Les annonces de recrutement, les publications de partenariats, les posts sur les succès commerciaux et les communications de transformation numérique livrent involontairement des informations stratégiques. Les attaquants qui ciblent une organisation lisent ses annonces de recrutement pour identifier ses prestataires cloud, ses outils de sécurité et ses projets d'infrastructure — autant d'informations utiles pour préparer une attaque ciblée contre les maillons les plus faibles.

Colonial Pipeline, victime d'un ransomware en 2021 ayant paralysé l'approvisionnement en carburant de la côte Est américaine, avait publié via des offres d'emploi des informations précises sur ses systèmes OT/IT. Ces publications ont contribué à orienter les attaquants vers les points d'entrée les moins sécurisés.

La gouvernance sociale comme décision de direction

Les organisations qui définissent une politique claire de présence sur les réseaux sociaux — rôles autorisés, contenus interdits, procédures de validation — réduisent significativement leur exposition involontaire.
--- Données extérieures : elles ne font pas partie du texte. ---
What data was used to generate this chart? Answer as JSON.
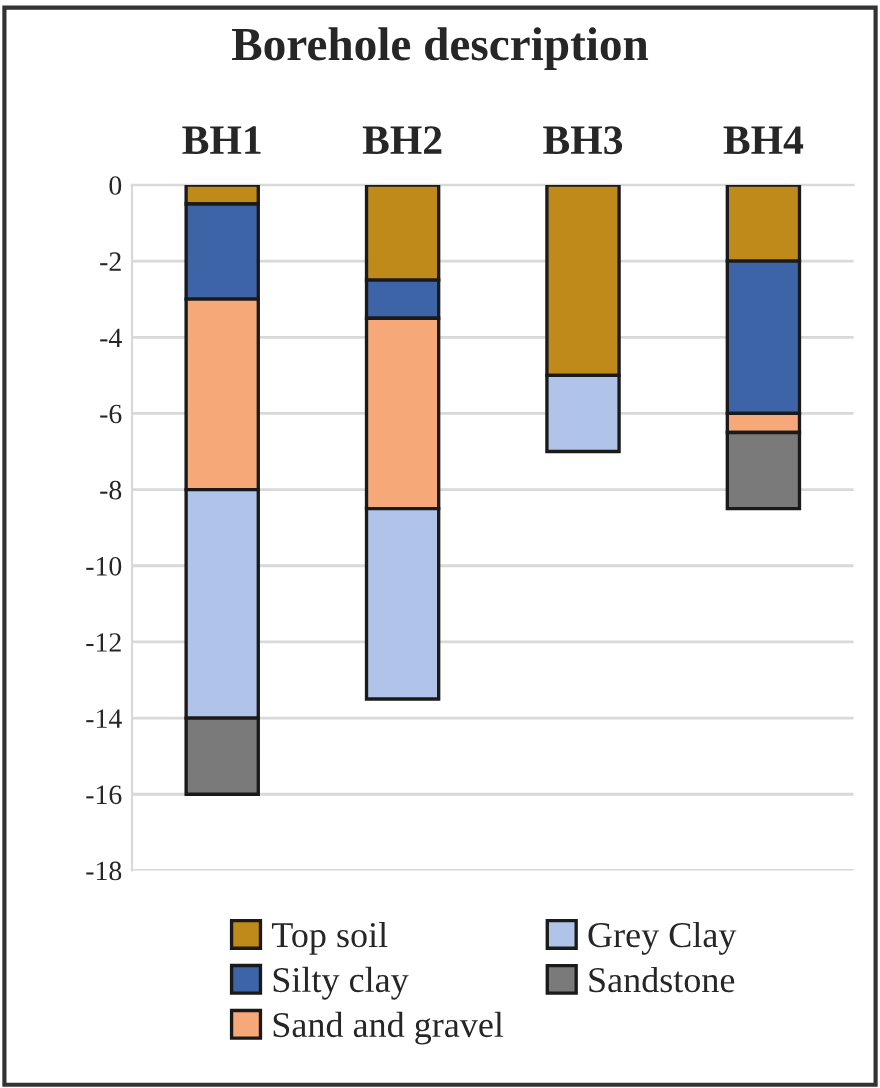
{
  "chart_data": {
    "type": "bar",
    "title": "Borehole description",
    "stacked": true,
    "categories": [
      "BH1",
      "BH2",
      "BH3",
      "BH4"
    ],
    "series": [
      {
        "name": "Top soil",
        "color": "#c08a1a",
        "values": [
          -0.5,
          -2.5,
          -5,
          -2
        ]
      },
      {
        "name": "Silty clay",
        "color": "#3e64a8",
        "values": [
          -2.5,
          -1,
          null,
          -4
        ]
      },
      {
        "name": "Sand and gravel",
        "color": "#f7a878",
        "values": [
          -5,
          -5,
          null,
          -0.5
        ]
      },
      {
        "name": "Grey Clay",
        "color": "#b0c4ea",
        "values": [
          -6,
          -5,
          -2,
          null
        ]
      },
      {
        "name": "Sandstone",
        "color": "#7a7a7a",
        "values": [
          -2,
          null,
          null,
          -2
        ]
      }
    ],
    "ylim": [
      -18,
      0
    ],
    "yticks": [
      0,
      -2,
      -4,
      -6,
      -8,
      -10,
      -12,
      -14,
      -16,
      -18
    ],
    "grid": "y",
    "legend": "bottom"
  }
}
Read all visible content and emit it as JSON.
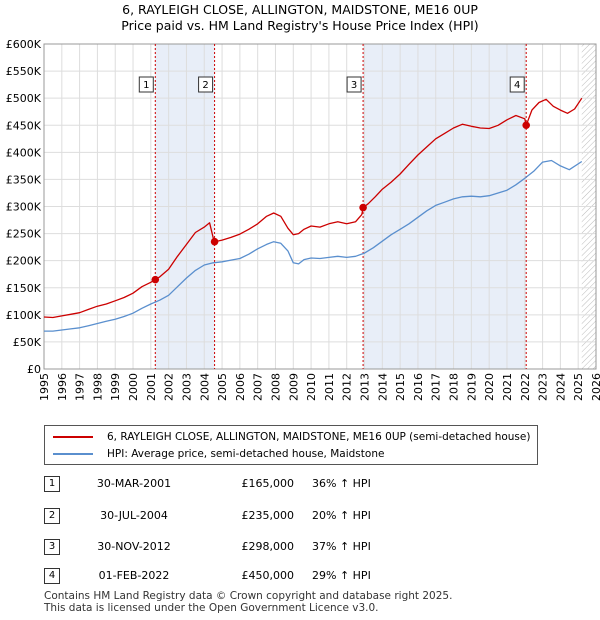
{
  "title_line1": "6, RAYLEIGH CLOSE, ALLINGTON, MAIDSTONE, ME16 0UP",
  "title_line2": "Price paid vs. HM Land Registry's House Price Index (HPI)",
  "chart_data": {
    "type": "line",
    "x_range": [
      1995,
      2026
    ],
    "ylim": [
      0,
      600000
    ],
    "y_ticks": [
      0,
      50000,
      100000,
      150000,
      200000,
      250000,
      300000,
      350000,
      400000,
      450000,
      500000,
      550000,
      600000
    ],
    "y_tick_labels": [
      "£0",
      "£50K",
      "£100K",
      "£150K",
      "£200K",
      "£250K",
      "£300K",
      "£350K",
      "£400K",
      "£450K",
      "£500K",
      "£550K",
      "£600K"
    ],
    "x_ticks": [
      1995,
      1996,
      1997,
      1998,
      1999,
      2000,
      2001,
      2002,
      2003,
      2004,
      2005,
      2006,
      2007,
      2008,
      2009,
      2010,
      2011,
      2012,
      2013,
      2014,
      2015,
      2016,
      2017,
      2018,
      2019,
      2020,
      2021,
      2022,
      2023,
      2024,
      2025,
      2026
    ],
    "x_tick_labels": [
      "1995",
      "1996",
      "1997",
      "1998",
      "1999",
      "2000",
      "2001",
      "2002",
      "2003",
      "2004",
      "2005",
      "2006",
      "2007",
      "2008",
      "2009",
      "2010",
      "2011",
      "2012",
      "2013",
      "2014",
      "2015",
      "2016",
      "2017",
      "2018",
      "2019",
      "2020",
      "2021",
      "2022",
      "2023",
      "2024",
      "2025",
      "2026"
    ],
    "grid": true,
    "shaded_ranges": [
      [
        2001.25,
        2004.58
      ],
      [
        2012.92,
        2022.08
      ]
    ],
    "hatched_from": 2025.2,
    "series": [
      {
        "name": "6, RAYLEIGH CLOSE, ALLINGTON, MAIDSTONE, ME16 0UP (semi-detached house)",
        "color": "#cc0000",
        "x": [
          1995.0,
          1995.5,
          1996.0,
          1996.5,
          1997.0,
          1997.5,
          1998.0,
          1998.5,
          1999.0,
          1999.5,
          2000.0,
          2000.5,
          2001.0,
          2001.25,
          2001.5,
          2002.0,
          2002.5,
          2003.0,
          2003.5,
          2004.0,
          2004.3,
          2004.5,
          2004.58,
          2005.0,
          2005.5,
          2006.0,
          2006.5,
          2007.0,
          2007.5,
          2007.9,
          2008.3,
          2008.7,
          2009.0,
          2009.3,
          2009.6,
          2010.0,
          2010.5,
          2011.0,
          2011.5,
          2012.0,
          2012.5,
          2012.85,
          2012.92,
          2013.2,
          2013.6,
          2014.0,
          2014.5,
          2015.0,
          2015.5,
          2016.0,
          2016.5,
          2017.0,
          2017.5,
          2018.0,
          2018.5,
          2019.0,
          2019.5,
          2020.0,
          2020.5,
          2021.0,
          2021.5,
          2022.0,
          2022.08,
          2022.4,
          2022.8,
          2023.2,
          2023.6,
          2024.0,
          2024.4,
          2024.8,
          2025.2
        ],
        "values": [
          96000,
          95000,
          98000,
          101000,
          104000,
          110000,
          116000,
          120000,
          126000,
          132000,
          140000,
          152000,
          160000,
          165000,
          170000,
          184000,
          208000,
          230000,
          252000,
          262000,
          270000,
          242000,
          235000,
          238000,
          243000,
          249000,
          258000,
          268000,
          282000,
          288000,
          282000,
          260000,
          248000,
          250000,
          258000,
          264000,
          262000,
          268000,
          272000,
          268000,
          272000,
          285000,
          298000,
          305000,
          318000,
          332000,
          345000,
          360000,
          378000,
          395000,
          410000,
          425000,
          435000,
          445000,
          452000,
          448000,
          445000,
          444000,
          450000,
          460000,
          468000,
          462000,
          450000,
          478000,
          492000,
          498000,
          485000,
          478000,
          472000,
          480000,
          500000
        ]
      },
      {
        "name": "HPI: Average price, semi-detached house, Maidstone",
        "color": "#5a8fce",
        "x": [
          1995.0,
          1995.5,
          1996.0,
          1996.5,
          1997.0,
          1997.5,
          1998.0,
          1998.5,
          1999.0,
          1999.5,
          2000.0,
          2000.5,
          2001.0,
          2001.5,
          2002.0,
          2002.5,
          2003.0,
          2003.5,
          2004.0,
          2004.5,
          2005.0,
          2005.5,
          2006.0,
          2006.5,
          2007.0,
          2007.5,
          2007.9,
          2008.3,
          2008.7,
          2009.0,
          2009.3,
          2009.6,
          2010.0,
          2010.5,
          2011.0,
          2011.5,
          2012.0,
          2012.5,
          2013.0,
          2013.5,
          2014.0,
          2014.5,
          2015.0,
          2015.5,
          2016.0,
          2016.5,
          2017.0,
          2017.5,
          2018.0,
          2018.5,
          2019.0,
          2019.5,
          2020.0,
          2020.5,
          2021.0,
          2021.5,
          2022.0,
          2022.5,
          2023.0,
          2023.5,
          2024.0,
          2024.5,
          2025.2
        ],
        "values": [
          70000,
          70000,
          72000,
          74000,
          76000,
          80000,
          84000,
          88000,
          92000,
          97000,
          103000,
          112000,
          120000,
          127000,
          136000,
          152000,
          168000,
          182000,
          192000,
          196000,
          198000,
          201000,
          204000,
          212000,
          222000,
          230000,
          235000,
          232000,
          218000,
          196000,
          194000,
          202000,
          205000,
          204000,
          206000,
          208000,
          206000,
          208000,
          214000,
          224000,
          236000,
          248000,
          258000,
          268000,
          280000,
          292000,
          302000,
          308000,
          314000,
          318000,
          319000,
          318000,
          320000,
          325000,
          330000,
          340000,
          352000,
          365000,
          382000,
          385000,
          375000,
          368000,
          383000
        ]
      }
    ],
    "sales": [
      {
        "num": "1",
        "x": 2001.25,
        "value": 165000,
        "date": "30-MAR-2001",
        "price": "£165,000",
        "hpi": "36% ↑ HPI"
      },
      {
        "num": "2",
        "x": 2004.58,
        "value": 235000,
        "date": "30-JUL-2004",
        "price": "£235,000",
        "hpi": "20% ↑ HPI"
      },
      {
        "num": "3",
        "x": 2012.92,
        "value": 298000,
        "date": "30-NOV-2012",
        "price": "£298,000",
        "hpi": "37% ↑ HPI"
      },
      {
        "num": "4",
        "x": 2022.08,
        "value": 450000,
        "date": "01-FEB-2022",
        "price": "£450,000",
        "hpi": "29% ↑ HPI"
      }
    ]
  },
  "legend": {
    "item1": "6, RAYLEIGH CLOSE, ALLINGTON, MAIDSTONE, ME16 0UP (semi-detached house)",
    "item2": "HPI: Average price, semi-detached house, Maidstone",
    "color1": "#cc0000",
    "color2": "#5a8fce"
  },
  "sales_table": [
    {
      "num": "1",
      "date": "30-MAR-2001",
      "price": "£165,000",
      "hpi": "36% ↑ HPI"
    },
    {
      "num": "2",
      "date": "30-JUL-2004",
      "price": "£235,000",
      "hpi": "20% ↑ HPI"
    },
    {
      "num": "3",
      "date": "30-NOV-2012",
      "price": "£298,000",
      "hpi": "37% ↑ HPI"
    },
    {
      "num": "4",
      "date": "01-FEB-2022",
      "price": "£450,000",
      "hpi": "29% ↑ HPI"
    }
  ],
  "footer_line1": "Contains HM Land Registry data © Crown copyright and database right 2025.",
  "footer_line2": "This data is licensed under the Open Government Licence v3.0."
}
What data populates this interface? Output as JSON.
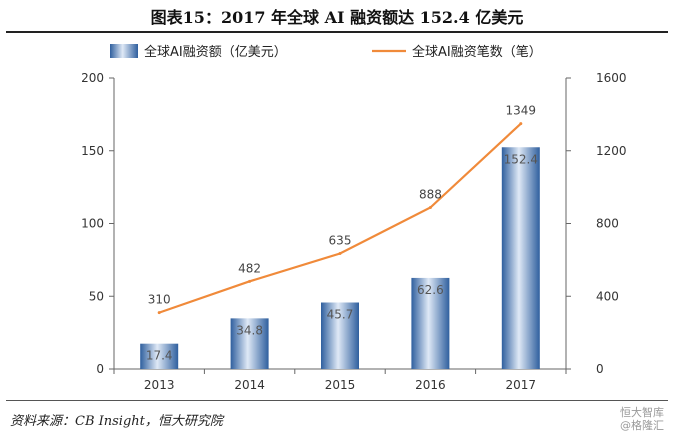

Cette gouvernance n'est pas une contrainte à la communication : c'est un cadre qui protège l'efficacité de la présence institutionnelle tout en limitant les informations exploitables par des acteurs malveillants.

La direction générale doit arbitrer entre visibilité commerciale et maîtrise du risque informationnel. Ce choix ne peut pas être délégué uniquement aux équipes marketing ou communication — il engage la responsabilité de l'ensemble de l'exécutif.

Études de cas

Twitter 2020 — L'ingénierie sociale contre les employés

En juillet 2020, des attaquants ont compromis les outils internes de Twitter en convainquant des employés par téléphone de leur transmettre leurs accès. 130 comptes de personnalités mondiales (Barack Obama, Elon Musk, Joe Biden) ont été utilisés pour une arnaque au Bitcoin ayant rapporté 120 000 dollars en quelques heures. L'attaque n'a exploité aucune vulnérabilité technique — uniquement des informations récoltées sur les réseaux sociaux pour cibler les bons employés avec les bons prétextes.

MGM Resorts 2023 — LinkedIn comme point de départ

Le groupe Scattered Spider a identifié un responsable IT de MGM sur LinkedIn, puis a appelé le helpdesk en usurpant son identité. Sans aucune exploitation technique, les attaquants ont obtenu des accès suffisants pour déployer un ransomware paralysant les opérations hôtelières pendant plusieurs semaines. Les pertes estimées dépassent 100 millions de dollars. La compromission initiale a duré moins de 10 minutes.

Bundestag 2015 — OSINT préparatoire

L'attaque APT contre le Parlement allemand a été précédée d'une phase intensive de collecte d'informations via les réseaux sociaux professionnels pour identifier les cibles les plus accessibles au sein des équipes techniques. Les profils LinkedIn et Xing des employés ont permis de cartographier précisément qui contacter, comment et avec quel prétexte. L'attaque a permis de subtiliser 16 gigaoctets de données parlementaires.

États-Unis — Colonial Pipeline et les offres d'emploi comme renseignement

L'analyse des offres d'emploi publiées par Colonial Pipeline avant l'attaque de 2021 a révélé des détails précis sur l'architecture hybride IT/OT de l'entreprise. Ce type d'OSINT (Open Source Intelligence) est désormais systématiquement exploité par les groupes ransomware professionnels pour évaluer la valeur d'une cible et identifier ses points faibles avant d'engager une intrusion.

Royaume-Uni — British Army, comptes institutionnels détournés (2022)

Les comptes Twitter et YouTube officiels de l'armée britannique ont été compromis en juillet 2022 et utilisés pendant plusieurs heures pour diffuser des arnaques aux cryptomonnaies. L'incident a mis en évidence l'absence de procédures de sécurité robustes pour les comptes institutionnels à haute visibilité. La restauration des comptes et la gestion de crise ont mobilisé plusieurs équipes pendant 48 heures.

Corée du Nord — Lazarus Group et le recrutement fictif sur LinkedIn

Le groupe Lazarus, associé aux services de renseignement nord-coréens, utilise systématiquement de faux profils de recruteurs sur LinkedIn pour approcher les employés d'entreprises ciblées. En 2022, cette technique a conduit à la compromission d'un développeur de Ronin Network (Axie Infinity), entraînant un vol de 620 millions de dollars en cryptomonnaies. Le vecteur initial était un document PDF transmis via LinkedIn.